Expert informs business leaders on how to maintain a positive approach to cybersecurity

Expert informs business leaders on how to maintain a positive approach to cybersecurity

The evolving cyberthreat landscape is forcing C-level executives to improve or adapt their defence strategies. Chester Wisniewski, Principal Research Scientist in the Office of the CTO, Sophos, tells us why a proactive approach can contribute to building a positive security culture and defend against attacks.

How can smart technologies like AI and ML contribute to monitoring or preventing cybersecurity attacks?

I think we’re in the really early stages of seeing the benefits from this and the initial thing everybody’s done, including us, is think about how we use it to enhance the protection we’re providing at different places in the attack chain.

But I think where the real value is going to lie in the long term will be focused on augmenting the humans so that we become more efficient at what we do. The challenge for humans is managing the ridiculous quantities of data we have coming in – humans simply cannot deal with it. This is where Machine Learning and AI come in.

Humans are really good at taking a quick look at something and immediately recognising whether it’s good or bad and machines are terrible at it. When you look at how you measure the effectiveness today of a Machine Learning algorithm blocking for anti-malware, it’s measured on what’s called a rock curve. That means that you’re measuring it because you have to decide on how aggressive you want to be because if you move too far one way, you find all kinds of false positives and detect all the bad stuff and if you move too far the other way, you’re getting very poor detection but you’re never wrong. The challenge lies in how much ‘wrong’ you’re willing to accept to get higher detection.

How can businesses improve their defences against users being tricked into inviting malicious attackers into their network?

You need to structure things so that they’re more personal – use real examples of phishes that were sent to your executives in the screenshot in your presentation that you do for your staff. Have someone in one of your departments stand up and tell a story of what happened to them – make it personal if possible. Another approach, which can often be a better solution, is to change a business process rather than trying to do it with technology. A lot of businesses are doing this and trying to avoid business email compromises, people are being tricked to change the wire transfer because they impersonated the CFO or the Head of Finance. Look at your business processes and see if there’s a way you can train a small number of people on a very specific thing that helps protect them rather than trying to do a generic thing for 400 people that only applies to a small number of them. At Sophos for example, our Human Resources department is responsible for opening up documents all day of people’s CVs. Nobody else is responsible for that so if we can focus training just for the four of them and make it more personal to their way of working by showing them a slightly harder way of doing it, that’s going to provide security and safety. I don’t want to train 500 employees on it – they’re not going to pay attention to it, or if it’s hard it’s going to slow them down. I only really care about the four employees in HR because they’re the ones that are high-risk. I can afford to give them personal training, rather than some kind of broadcast medium.

How can employees contribute to creating a positive culture around data security?

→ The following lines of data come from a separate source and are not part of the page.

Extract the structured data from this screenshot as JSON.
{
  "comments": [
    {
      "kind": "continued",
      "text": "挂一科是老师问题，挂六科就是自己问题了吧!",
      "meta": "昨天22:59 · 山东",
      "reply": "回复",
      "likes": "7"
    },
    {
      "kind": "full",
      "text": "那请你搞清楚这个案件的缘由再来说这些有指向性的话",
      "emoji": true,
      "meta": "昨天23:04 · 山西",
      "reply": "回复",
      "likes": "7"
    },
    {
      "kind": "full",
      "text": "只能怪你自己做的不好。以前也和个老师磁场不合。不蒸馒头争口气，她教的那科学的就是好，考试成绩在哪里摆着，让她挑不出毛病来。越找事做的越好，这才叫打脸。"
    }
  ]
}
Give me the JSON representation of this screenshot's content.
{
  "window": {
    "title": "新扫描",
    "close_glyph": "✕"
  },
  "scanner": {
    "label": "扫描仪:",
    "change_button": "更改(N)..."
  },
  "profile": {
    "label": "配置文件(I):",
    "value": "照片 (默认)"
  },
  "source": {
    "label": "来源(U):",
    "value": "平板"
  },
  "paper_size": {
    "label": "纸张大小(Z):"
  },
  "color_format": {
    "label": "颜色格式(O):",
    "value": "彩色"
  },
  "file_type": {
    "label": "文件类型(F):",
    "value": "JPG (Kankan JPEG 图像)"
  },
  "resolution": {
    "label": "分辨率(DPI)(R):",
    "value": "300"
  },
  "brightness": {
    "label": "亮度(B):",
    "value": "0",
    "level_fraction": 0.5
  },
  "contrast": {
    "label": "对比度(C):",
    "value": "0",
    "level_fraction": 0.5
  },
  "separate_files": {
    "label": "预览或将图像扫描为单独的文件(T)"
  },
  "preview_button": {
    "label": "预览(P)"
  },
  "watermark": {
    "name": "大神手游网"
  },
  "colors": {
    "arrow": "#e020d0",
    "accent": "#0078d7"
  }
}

I think it’s really important that it’s positive. An incentive might be to do a drawing for a gift card for £100 to a nice local restaurant once a month and tell them that if they report anything they think might be a phish to a security team, we promise we’ll get back to you in half an hour and anybody that reports something, we’ll put your name in the phish bowl and we’ll draw a card once a month – it’s the best £50 or £100 they’ll spend. It’s saying, please help us – we can’t do security without you and to show you we really mean it, we’re giving you a gift in return. Make it really well-known how to do it.

How can business leaders improve their approach to ensure this happens?

I think it has to be throughout the organisation – it can’t be initiated by the CIO or CISO, it has to be something that’s embraced by all the upper management. Everyone must understand that security isn’t an IT problem, data security is a business problem. IT can’t control what finance does, finance have their own processes, they have to embrace it and it has to be a part of their culture as much as it is IT’s. It may be IT’s job or the CIO group’s job to stop that framework for that positive message or easy processes, but then the leaders of all those groups within the company need to embrace that with their staff and let them know that this is a team thing no different than the physical security of our building, which is obviously a joint responsibility also. Keeping it positive can be tough but any time there is a punitive thing, think about turning it on its head. For example, if you’re doing phishing tests, instead of just reporting that 20% of people failed, also measure how many people reported it to the security team and start measuring that as a positive metric that you want to see increase.

Generally, in IT, we always focus on the negatives and we’ve got to look at it the other way around – how much did we block, how many people did we protect, how many people reported – so that people feel good about participating.

How important is it for business leaders to build and maintain reliable employer relationships to avoid insider threats?

Insiders are tough. If you have an insider attack it’s likely to be a problem that’s going to increase. It’s very difficult to defend against this kind of thing and if I consider it from our own company perspective – we have a lot of loyalty because we treat our people with a lot of respect and while we expect a lot from them, we give a lot back. I think that creates a very positive environment which makes it more difficult to be that malicious insider. If I were to turn tomorrow, I would be so isolated because the people I work with are so loyal, they’d expose me. It would be hard to get away with it because the team I’m on is so invested in the company.